Noi rovistiamo dentro questa realtà odierna e scopriamo quello che, a volte sottovoce e a volte a voce alta, abbiamo detto più volte:
Una Chiesa considerata sempre più un’associazione di volontariato a cui ci si rivolge come se fosse “un capannone della carità”.
Ogni giorno viviamo come le Chiese, in questo tempo di pandemia, si sono svuotate. Il senso religioso ha lasciato spazio al nulla perché senza la fede in Cristo risorto, c’è solo il nulla.
Cerchiamo di riempirlo con un’offerta materiale che non sarà mai il vero dono del senso della vita che solo un Altro ci può offrire.
Come avviene anche nelle scuole per l’insegnamento di religione cattolica e sottolineo cattolica, tanti alunni non aderiscono all’insegnamento di tale disciplina.
“La percentuale di studenti diminuisce inesorabilmente, molti insegnanti, pur appassionati, cedono allo spirito del tempo nel nome “del dialogo”, ma rimane la possibilità di offrire una prospettiva di senso”. (Marco Luscia)
La nostra identità, il vero senso di appartenenza da cui nasce il nostro fare, fa sì che non sia volontariato o solidarietà ma caritativa, il fare carità, il condividere il dono della fede in Cristo, nella condivisione di essere comunità con l’altro, non una distinzione tra poveri e bisognosi. La comunità ha un unico bisogno che riscopriamo in Colui che ama l’uomo.
Mi colpiva l’espressione letta velocemente un giorno su una rivista:
”Cristo non ha amato l’umanità, ma l’uomo!”.
Questo amore che diventa carità per noi non si limita solo ad un dare. Spesso pensiamo di risolvere il tutto, come se l’amicizia si limitasse ad una pacca sulla spalla, a quel fare paternalistico che mi suona come un distacco dalla tua vita. C’è, invece, una condivisione del senso di ciò che viviamo insieme.

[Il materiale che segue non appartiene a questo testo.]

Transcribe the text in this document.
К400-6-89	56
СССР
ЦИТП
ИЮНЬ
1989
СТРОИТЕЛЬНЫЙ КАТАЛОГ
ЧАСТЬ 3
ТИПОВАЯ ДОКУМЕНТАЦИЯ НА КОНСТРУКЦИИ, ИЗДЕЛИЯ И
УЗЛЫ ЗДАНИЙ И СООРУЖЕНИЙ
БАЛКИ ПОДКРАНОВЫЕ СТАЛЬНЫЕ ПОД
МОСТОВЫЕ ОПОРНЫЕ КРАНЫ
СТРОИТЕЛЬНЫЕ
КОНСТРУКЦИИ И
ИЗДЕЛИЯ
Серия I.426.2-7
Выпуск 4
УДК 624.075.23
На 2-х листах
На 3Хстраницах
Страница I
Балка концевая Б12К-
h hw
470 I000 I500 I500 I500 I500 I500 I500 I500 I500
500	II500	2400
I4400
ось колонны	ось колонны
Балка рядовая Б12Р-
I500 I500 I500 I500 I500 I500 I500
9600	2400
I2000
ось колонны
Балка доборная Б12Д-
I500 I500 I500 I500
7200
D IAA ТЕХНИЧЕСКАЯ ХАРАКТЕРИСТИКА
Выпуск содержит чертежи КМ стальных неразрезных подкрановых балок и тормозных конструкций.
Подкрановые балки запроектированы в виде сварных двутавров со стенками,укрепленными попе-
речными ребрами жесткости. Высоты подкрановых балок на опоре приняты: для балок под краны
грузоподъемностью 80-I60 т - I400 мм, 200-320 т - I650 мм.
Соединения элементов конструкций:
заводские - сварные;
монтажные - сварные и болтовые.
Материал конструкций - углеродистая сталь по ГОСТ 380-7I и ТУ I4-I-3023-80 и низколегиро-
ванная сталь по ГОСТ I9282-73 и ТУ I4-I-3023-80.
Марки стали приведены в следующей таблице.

Una carità, separata da questa condivisione, ci porterà ad essere una “Chiesa capannone” che vale solo finché offrirà la materialità del senso della vita.
“Non sono i fatti a contare nella vita, conta solo ciò che grazie ai fatti si diventa”.(Etty Illesum)
Non perdiamo la nostra appartenenza a Colui che noi abbiamo incontrato.
Questo incontro nuovo si rinnova nell’incontro con l’altro.
La gioia della missione nasce da questo incontro.
La sintesi della missione l’ho sempre riconosciuta nelle prime righe della prima lettera di Giovanni: ” Quello che abbiamo veduto e udito, noi lo annunciamo anche a voi, perché anche voi siate in comunione con noi. E la nostra comunione è con il Padre e con il Figlio suo, Gesù Cristo. Queste cose vi scriviamo, perché la nostra gioia sia piena”.
La carità è comunione, non un’offerta, non un market solidale della spesa. E’ solo il ri-cordare, il riportare al cuore il comandamento di Cristo:”Amatevi, come io ho amato voi”.